Running them dry doesn’t run them dry; what happens is that there is a small sediment reservoir at the bottom of the carb float bowl that still holds a small amount of gas and dirt, moisture and it is what will deteriorate rapidly and form harmful deposits.
When the tank is refilled this sediment is stirred up and pulled into the main metering jet, an orifice about the size of a hair, which then will starve the engine for gas.
If water is present its tension is such that the action of the piston is insufficient to draw it through the hole and allow the gas above it entry.
Ironically the quick cure for this (very small amounts of water only) is to pour about an ounce of propylene alcohol into the tank to break the surface tension of the water.

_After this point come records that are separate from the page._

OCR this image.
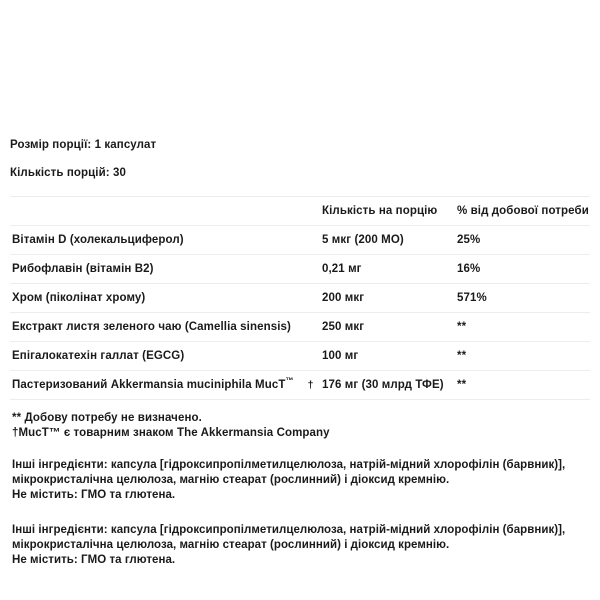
Розмір порції: 1 капсулат

Кількість порцій: 30

	Кількість на порцію	% від добової потреби
Вітамін D (холекальциферол)	5 мкг (200 МО)	25%
Рибофлавін (вітамін B2)	0,21 мг	16%
Хром (піколінат хрому)	200 мкг	571%
Екстракт листя зеленого чаю (Camellia sinensis)	250 мкг	**
Епігалокатехін галлат (EGCG)	100 мг	**
Пастеризований Akkermansia muciniphila MucT™ †	176 мг (30 млрд ТФЕ)	**

** Добову потребу не визначено.

†MucT™ є товарним знаком The Akkermansia Company

Інші інгредієнти: капсула [гідроксипропілметилцелюлоза, натрій-мідний хлорофілін (барвник)], мікрокристалічна целюлоза, магнію стеарат (рослинний) і діоксид кремнію.

Не містить: ГМО та глютена.

Інші інгредієнти: капсула [гідроксипропілметилцелюлоза, натрій-мідний хлорофілін (барвник)], мікрокристалічна целюлоза, магнію стеарат (рослинний) і діоксид кремнію.

Не містить: ГМО та глютена.
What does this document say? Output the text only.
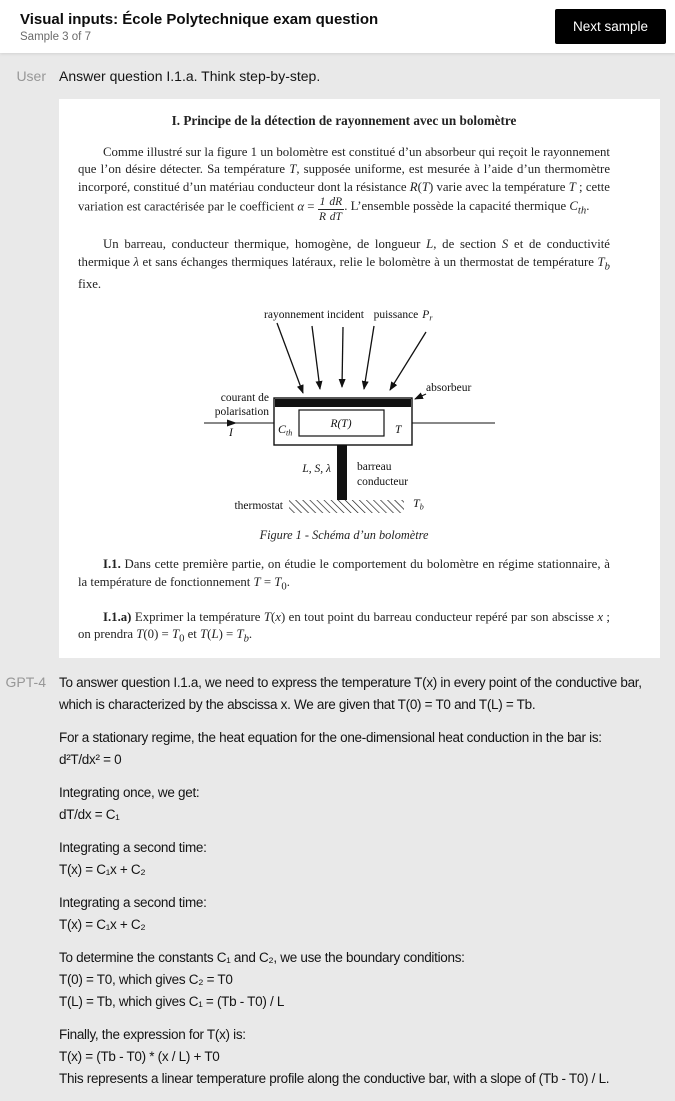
Visual inputs: École Polytechnique exam question
Sample 3 of 7
Next sample
User Answer question I.1.a. Think step-by-step.
I. Principe de la détection de rayonnement avec un bolomètre

Comme illustré sur la figure 1 un bolomètre est constitué d’un absorbeur qui reçoit le rayonnement que l’on désire détecter. Sa température T, supposée uniforme, est mesurée à l’aide d’un thermomètre incorporé, constitué d’un matériau conducteur dont la résistance R(T) varie avec la température T ; cette variation est caractérisée par le coefficient $\alpha = \frac{1}{R} \frac{dR}{dT}$ . L’ensemble possède la capacité thermique $C_{th}$.

Un barreau, conducteur thermique, homogène, de longueur L, de section S et de conductivité thermique λ et sans échanges thermiques latéraux, relie le bolomètre à un thermostat de température $T_b$ fixe.

rayonnement incident puissance $P_r$
absorbeur
R(T)
courant de
polarisation
I	$C_{th}$	T
L, S, λ barreau
conducteur
thermostat	$T_b$
Figure 1 - Schéma d’un bolomètre

I.1. Dans cette première partie, on étudie le comportement du bolomètre en régime stationnaire, à la température de fonctionnement $T = T_0$.

I.1.a) Exprimer la température T(x) en tout point du barreau conducteur repéré par son abscisse x ; on prendra $T(0) = T_0$ et $T(L) = T_b$.

GPT-4 To answer question I.1.a, we need to express the temperature T(x) in every point of the conductive bar, which is characterized by the abscissa x. We are given that T(0) = T0 and T(L) = Tb.
For a stationary regime, the heat equation for the one-dimensional heat conduction in the bar is:
d²T/dx² = 0
Integrating once, we get:
dT/dx = C₁
Integrating a second time:
T(x) = C₁x + C₂
Integrating a second time:
T(x) = C₁x + C₂
To determine the constants C₁ and C₂, we use the boundary conditions:
T(0) = T0, which gives C₂ = T0
T(L) = Tb, which gives C₁ = (Tb - T0) / L
Finally, the expression for T(x) is:
T(x) = (Tb - T0) * (x / L) + T0
This represents a linear temperature profile along the conductive bar, with a slope of (Tb - T0) / L.
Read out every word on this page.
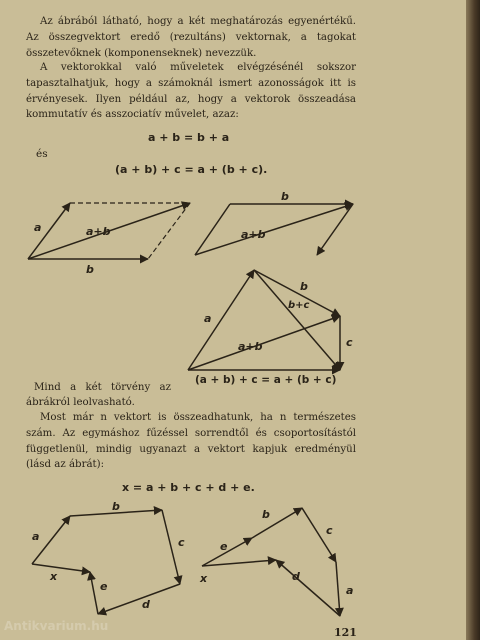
Az ábrából látható, hogy a két meghatározás egyenértékű. Az összegvektort eredő (rezultáns) vektornak, a tagokat összetevőknek (komponenseknek) nevezzük.

A vektorokkal való műveletek elvégzésénél sokszor tapasztalhatjuk, hogy a számoknál ismert azonosságok itt is érvényesek. Ilyen például az, hogy a vektorok összeadása kommutatív és asszociatív művelet, azaz:

a + b = b + a
és
(a + b) + c = a + (b + c).
a	a+b
b
b
a+b
a
b
b+c
c
a+b
(a + b) + c = a + (b + c)
Mind a két törvény az ábrákról leolvasható.

Most már n vektort is összeadhatunk, ha n természetes szám. Az egymáshoz fűzéssel sorrendtől és csoportosítástól függetlenül, mindig ugyanazt a vektort kapjuk eredményül (lásd az ábrát):

x = a + b + c + d + e.
a
b
c
d
e
x
e
b
c
a
d
x
121
Antikvarium.hu
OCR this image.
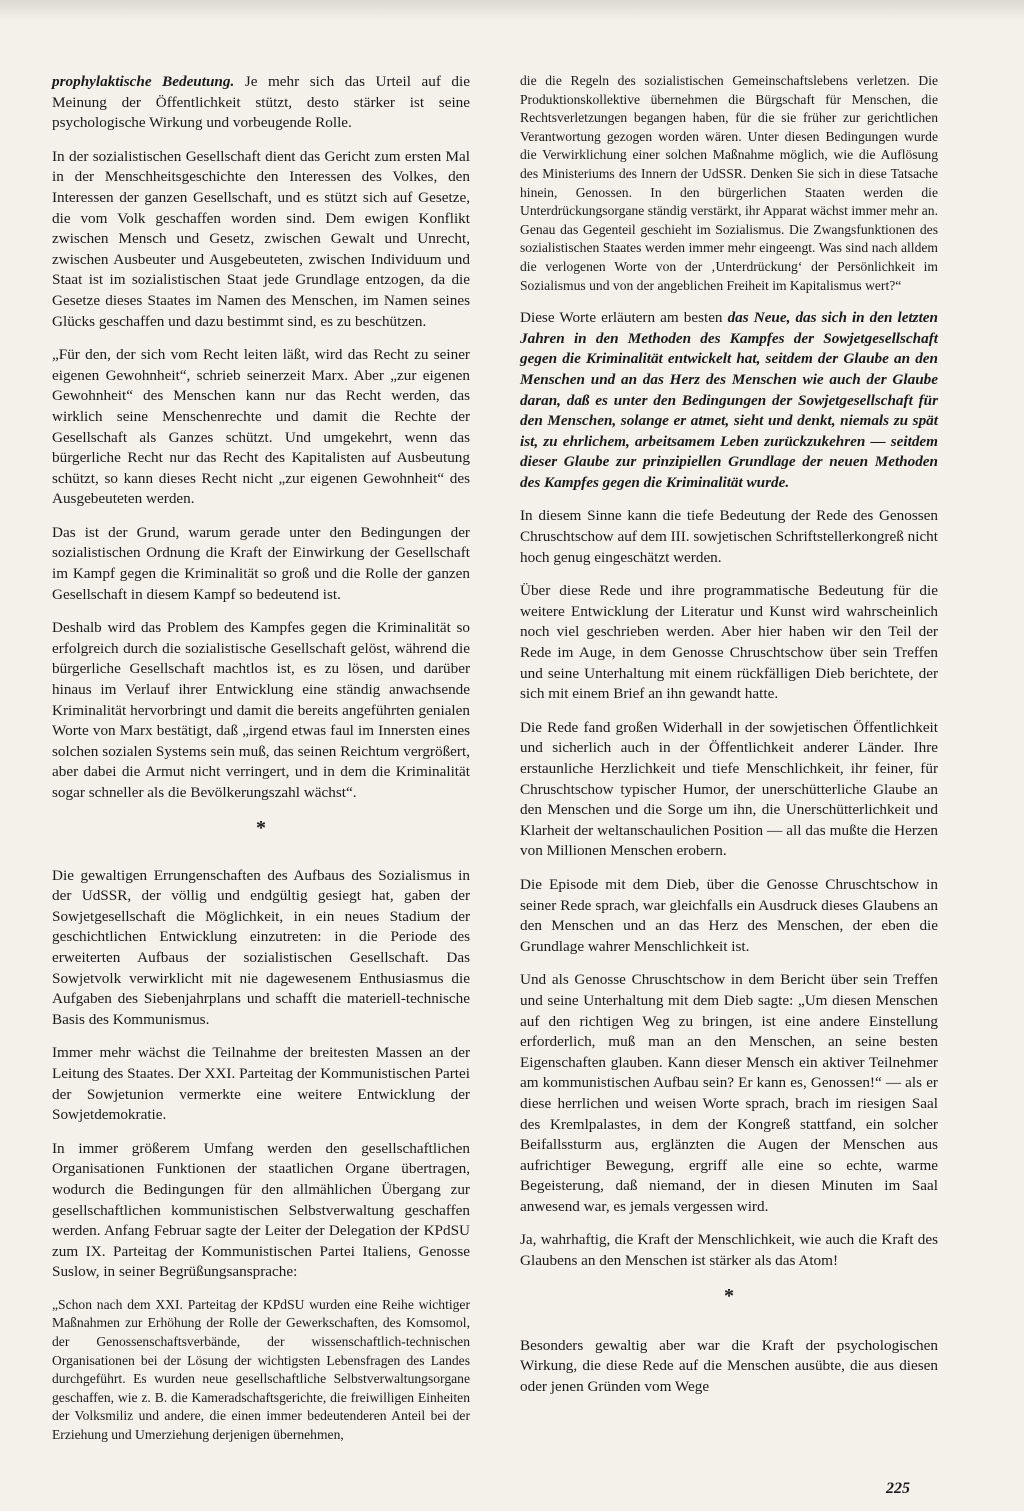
prophylaktische Bedeutung. Je mehr sich das Urteil auf die Meinung der Öffentlichkeit stützt, desto stärker ist seine psychologische Wirkung und vorbeugende Rolle.

In der sozialistischen Gesellschaft dient das Gericht zum ersten Mal in der Menschheitsgeschichte den Interessen des Volkes, den Interessen der ganzen Gesellschaft, und es stützt sich auf Gesetze, die vom Volk geschaffen worden sind. Dem ewigen Konflikt zwischen Mensch und Gesetz, zwischen Gewalt und Unrecht, zwischen Ausbeuter und Ausgebeuteten, zwischen Individuum und Staat ist im sozialistischen Staat jede Grundlage entzogen, da die Gesetze dieses Staates im Namen des Menschen, im Namen seines Glücks geschaffen und dazu bestimmt sind, es zu beschützen.

„Für den, der sich vom Recht leiten läßt, wird das Recht zu seiner eigenen Gewohnheit“, schrieb seinerzeit Marx. Aber „zur eigenen Gewohnheit“ des Menschen kann nur das Recht werden, das wirklich seine Menschenrechte und damit die Rechte der Gesellschaft als Ganzes schützt. Und umgekehrt, wenn das bürgerliche Recht nur das Recht des Kapitalisten auf Ausbeutung schützt, so kann dieses Recht nicht „zur eigenen Gewohnheit“ des Ausgebeuteten werden.

Das ist der Grund, warum gerade unter den Bedingungen der sozialistischen Ordnung die Kraft der Einwirkung der Gesellschaft im Kampf gegen die Kriminalität so groß und die Rolle der ganzen Gesellschaft in diesem Kampf so bedeutend ist.

Deshalb wird das Problem des Kampfes gegen die Kriminalität so erfolgreich durch die sozialistische Gesellschaft gelöst, während die bürgerliche Gesellschaft machtlos ist, es zu lösen, und darüber hinaus im Verlauf ihrer Entwicklung eine ständig anwachsende Kriminalität hervorbringt und damit die bereits angeführten genialen Worte von Marx bestätigt, daß „irgend etwas faul im Innersten eines solchen sozialen Systems sein muß, das seinen Reichtum vergrößert, aber dabei die Armut nicht verringert, und in dem die Kriminalität sogar schneller als die Bevölkerungszahl wächst“.

*

Die gewaltigen Errungenschaften des Aufbaus des Sozialismus in der UdSSR, der völlig und endgültig gesiegt hat, gaben der Sowjetgesellschaft die Möglichkeit, in ein neues Stadium der geschichtlichen Entwicklung einzutreten: in die Periode des erweiterten Aufbaus der sozialistischen Gesellschaft. Das Sowjetvolk verwirklicht mit nie dagewesenem Enthusiasmus die Aufgaben des Siebenjahrplans und schafft die materiell-technische Basis des Kommunismus.

Immer mehr wächst die Teilnahme der breitesten Massen an der Leitung des Staates. Der XXI. Parteitag der Kommunistischen Partei der Sowjetunion vermerkte eine weitere Entwicklung der Sowjetdemokratie.

In immer größerem Umfang werden den gesellschaftlichen Organisationen Funktionen der staatlichen Organe übertragen, wodurch die Bedingungen für den allmählichen Übergang zur gesellschaftlichen kommunistischen Selbstverwaltung geschaffen werden. Anfang Februar sagte der Leiter der Delegation der KPdSU zum IX. Parteitag der Kommunistischen Partei Italiens, Genosse Suslow, in seiner Begrüßungsansprache:

„Schon nach dem XXI. Parteitag der KPdSU wurden eine Reihe wichtiger Maßnahmen zur Erhöhung der Rolle der Gewerkschaften, des Komsomol, der Genossenschaftsverbände, der wissenschaftlich-technischen Organisationen bei der Lösung der wichtigsten Lebensfragen des Landes durchgeführt. Es wurden neue gesellschaftliche Selbstverwaltungsorgane geschaffen, wie z. B. die Kameradschaftsgerichte, die freiwilligen Einheiten der Volksmiliz und andere, die einen immer bedeutenderen Anteil bei der Erziehung und Umerziehung derjenigen übernehmen,

die die Regeln des sozialistischen Gemeinschaftslebens verletzen. Die Produktionskollektive übernehmen die Bürgschaft für Menschen, die Rechtsverletzungen begangen haben, für die sie früher zur gerichtlichen Verantwortung gezogen worden wären. Unter diesen Bedingungen wurde die Verwirklichung einer solchen Maßnahme möglich, wie die Auflösung des Ministeriums des Innern der UdSSR. Denken Sie sich in diese Tatsache hinein, Genossen. In den bürgerlichen Staaten werden die Unterdrückungsorgane ständig verstärkt, ihr Apparat wächst immer mehr an. Genau das Gegenteil geschieht im Sozialismus. Die Zwangsfunktionen des sozialistischen Staates werden immer mehr eingeengt. Was sind nach alldem die verlogenen Worte von der ‚Unterdrückung‘ der Persönlichkeit im Sozialismus und von der angeblichen Freiheit im Kapitalismus wert?“

Diese Worte erläutern am besten das Neue, das sich in den letzten Jahren in den Methoden des Kampfes der Sowjetgesellschaft gegen die Kriminalität entwickelt hat, seitdem der Glaube an den Menschen und an das Herz des Menschen wie auch der Glaube daran, daß es unter den Bedingungen der Sowjetgesellschaft für den Menschen, solange er atmet, sieht und denkt, niemals zu spät ist, zu ehrlichem, arbeitsamem Leben zurückzukehren — seitdem dieser Glaube zur prinzipiellen Grundlage der neuen Methoden des Kampfes gegen die Kriminalität wurde.

In diesem Sinne kann die tiefe Bedeutung der Rede des Genossen Chruschtschow auf dem III. sowjetischen Schriftstellerkongreß nicht hoch genug eingeschätzt werden.

Über diese Rede und ihre programmatische Bedeutung für die weitere Entwicklung der Literatur und Kunst wird wahrscheinlich noch viel geschrieben werden. Aber hier haben wir den Teil der Rede im Auge, in dem Genosse Chruschtschow über sein Treffen und seine Unterhaltung mit einem rückfälligen Dieb berichtete, der sich mit einem Brief an ihn gewandt hatte.

Die Rede fand großen Widerhall in der sowjetischen Öffentlichkeit und sicherlich auch in der Öffentlichkeit anderer Länder. Ihre erstaunliche Herzlichkeit und tiefe Menschlichkeit, ihr feiner, für Chruschtschow typischer Humor, der unerschütterliche Glaube an den Menschen und die Sorge um ihn, die Unerschütterlichkeit und Klarheit der weltanschaulichen Position — all das mußte die Herzen von Millionen Menschen erobern.

Die Episode mit dem Dieb, über die Genosse Chruschtschow in seiner Rede sprach, war gleichfalls ein Ausdruck dieses Glaubens an den Menschen und an das Herz des Menschen, der eben die Grundlage wahrer Menschlichkeit ist.

Und als Genosse Chruschtschow in dem Bericht über sein Treffen und seine Unterhaltung mit dem Dieb sagte: „Um diesen Menschen auf den richtigen Weg zu bringen, ist eine andere Einstellung erforderlich, muß man an den Menschen, an seine besten Eigenschaften glauben. Kann dieser Mensch ein aktiver Teilnehmer am kommunistischen Aufbau sein? Er kann es, Genossen!“ — als er diese herrlichen und weisen Worte sprach, brach im riesigen Saal des Kremlpalastes, in dem der Kongreß stattfand, ein solcher Beifallssturm aus, erglänzten die Augen der Menschen aus aufrichtiger Bewegung, ergriff alle eine so echte, warme Begeisterung, daß niemand, der in diesen Minuten im Saal anwesend war, es jemals vergessen wird.

Ja, wahrhaftig, die Kraft der Menschlichkeit, wie auch die Kraft des Glaubens an den Menschen ist stärker als das Atom!

*

Besonders gewaltig aber war die Kraft der psychologischen Wirkung, die diese Rede auf die Menschen ausübte, die aus diesen oder jenen Gründen vom Wege

225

Always keep the tank full of fresh available fuel.
Absolutely correct. I usually get a higher octane fuel when I start engines that have sat over the winter. This brings the octane back up to the recommended level so the engine runs cooler.
Keep your tanks full over the winter. This reduces octane loses even further and there is no need to drain the system beforehand. 2 cycles will have oil separation, so be sure to stir the tank first. This is why many complain that they won’t start if left sitting for a long period. A heavy dose of mostly oil is drawn into the carb immediately when starting.
As far as the argument of ethanol solidifying in the tank or leaving deposits, that is false. It cuts any scale or varnish deposits in the fuel system that were there from letting the system dry out repeatedly. (Benzene residue, found in all gasoline) Ethanol is not the culprit. In fact, most varnish thinner/solvent is ethyl alcohol.